Plaintiffs’ principal objection appears to be that since the terms “reasonable evidence” and “justifiable basis” are not defined in the ordinance, there are not adequate standards governing the exercise of the Board’s discretion. We do not agree that the discretion vested in the Board to allow adjustments in sewer use charges is unbridled and arbitrary. The Board’s interpretation of what is reasonable evidence of a justifiable basis for an adjustment in a particular case must be made with reference to the purposes of the adjustment provisions of the ordinance. Ordinance No. 536 was designed to equalize sewage charges among residential users. The ordinance allows the owner or operator of a multi-unit establishment to obtain a billing adjustment if a bill does not accurately assess the water consumption of each individual unit of a multi-unit establishment as required by the ordinance. Thus, reasonable evidence of a justifiable basis for a billing adjustment is evidence which shows that a multi-unit establishment is not being charged on the basis of individual unit water consumption as was intended by the ordinance. We note that three of the four plaintiffs in this case testified that they have taken advantage of this provision to obtain deductions in their user charges for billing periods during which some of their individual units have been unoccupied. Thus, when a multi-unit establishment has vacancies, the Village reduces the number of residential units which it divides into the total water usage and thereby reduces the user charges in accordance with the purposes of the ordinance.

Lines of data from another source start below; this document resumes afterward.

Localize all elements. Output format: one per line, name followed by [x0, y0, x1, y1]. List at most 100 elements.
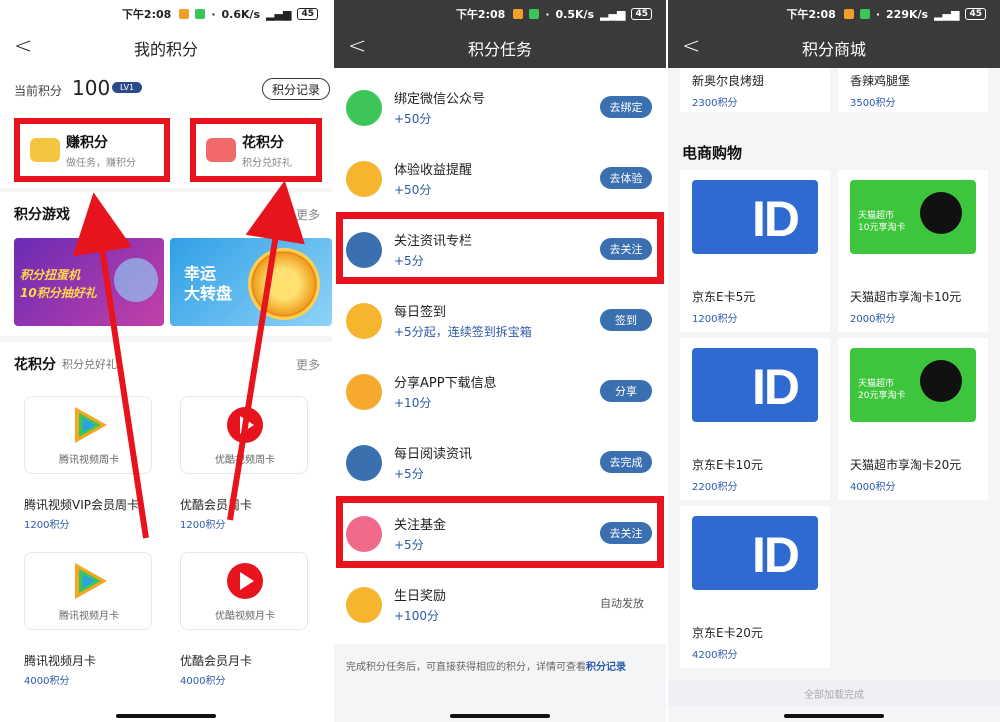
app-notification-icon [179, 9, 190, 19]
mall-item[interactable]: 香辣鸡腿堡 3500积分 [838, 68, 988, 112]
current-points-label: 当前积分 [14, 84, 63, 98]
signal-icon: ▂▄▆ [266, 7, 292, 21]
mall-item[interactable]: ID 京东E卡10元 2200积分 [680, 338, 830, 500]
checkin-button[interactable]: 签到 [600, 309, 652, 331]
status-bar: 下午2:08 · 0.5K/s ▂▄▆ 45 [334, 0, 666, 28]
back-arrow-icon[interactable]: < [682, 36, 700, 58]
spend-points-section: 花积分 积分兑好礼 更多 腾讯视频周卡 腾讯视频VIP会员周卡 1200积分 优… [0, 342, 332, 722]
status-time: 下午2:08 [121, 8, 172, 21]
jd-card-text: ID [752, 191, 800, 247]
product-card[interactable]: 优酷视频月卡 优酷会员月卡 4000积分 [170, 542, 326, 692]
mall-item[interactable]: 新奥尔良烤翅 2300积分 [680, 68, 830, 112]
item-name: 新奥尔良烤翅 [692, 74, 765, 88]
points-summary: 当前积分 100 LV1 积分记录 赚积分 做任务，赚积分 花积分 积分兑好礼 [0, 68, 332, 188]
earn-subtitle: 做任务，赚积分 [66, 158, 136, 169]
app-notification-icon [843, 9, 854, 19]
share-button[interactable]: 分享 [600, 380, 652, 402]
book-icon [346, 445, 382, 481]
bell-icon [346, 161, 382, 197]
complete-reading-button[interactable]: 去完成 [600, 451, 652, 473]
jd-card-image: ID [692, 516, 818, 590]
tencent-video-logo: 腾讯视频周卡 [24, 396, 152, 474]
product-price: 1200积分 [180, 520, 226, 531]
bind-wechat-button[interactable]: 去绑定 [600, 96, 652, 118]
spend-section-subtitle: 积分兑好礼 [62, 358, 117, 371]
product-card[interactable]: 优酷视频周卡 优酷会员周卡 1200积分 [170, 386, 326, 536]
tmall-cat-icon [920, 192, 962, 234]
status-bar: 下午2:08 · 229K/s ▂▄▆ 45 [668, 0, 1000, 28]
product-card[interactable]: 腾讯视频月卡 腾讯视频月卡 4000积分 [14, 542, 170, 692]
item-name: 香辣鸡腿堡 [850, 74, 911, 88]
logo-caption: 腾讯视频周卡 [59, 455, 119, 466]
task-footnote: 完成积分任务后，可直接获得相应的积分，详情可查看积分记录 [346, 658, 626, 673]
task-points: +10分 [394, 396, 432, 410]
task-item: 每日阅读资讯 +5分 去完成 [334, 427, 666, 497]
tmall-card-image: 天猫超市 10元享淘卡 [850, 180, 976, 254]
points-record-button[interactable]: 积分记录 [262, 78, 330, 100]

We believe the adjustment provision of the ordinance provides adequate standards for the exercise of the Board’s discretion and is not unconstitutionally vague and indefinite. A municipal ordinance need not set forth in complete detail every step essential to its application and enforcement. (Brown v. City of Chicago, 42 Ill. 2d 501, 250 N.E.2d 129.) Ordinance No. 536 contains sufficient controls and standards to insure that the discretion to allow billing adjustments is not exercised in an arbitrary or capricious manner.

We hold that plaintiffs have not satisfied their burden of showing that the classification of their businesses and multiple unit residential establishments and resultant increase in sewer user charges was clearly arbitrary, unreasonable or confiscatory in violation of the Federal and State constitutions. We therefore affirm the judgment of the trial court upholding the constitutionality of Ordinance No. 536.

Affirmed.

EBERSPACHER, P. J., and CARTER, J., concur.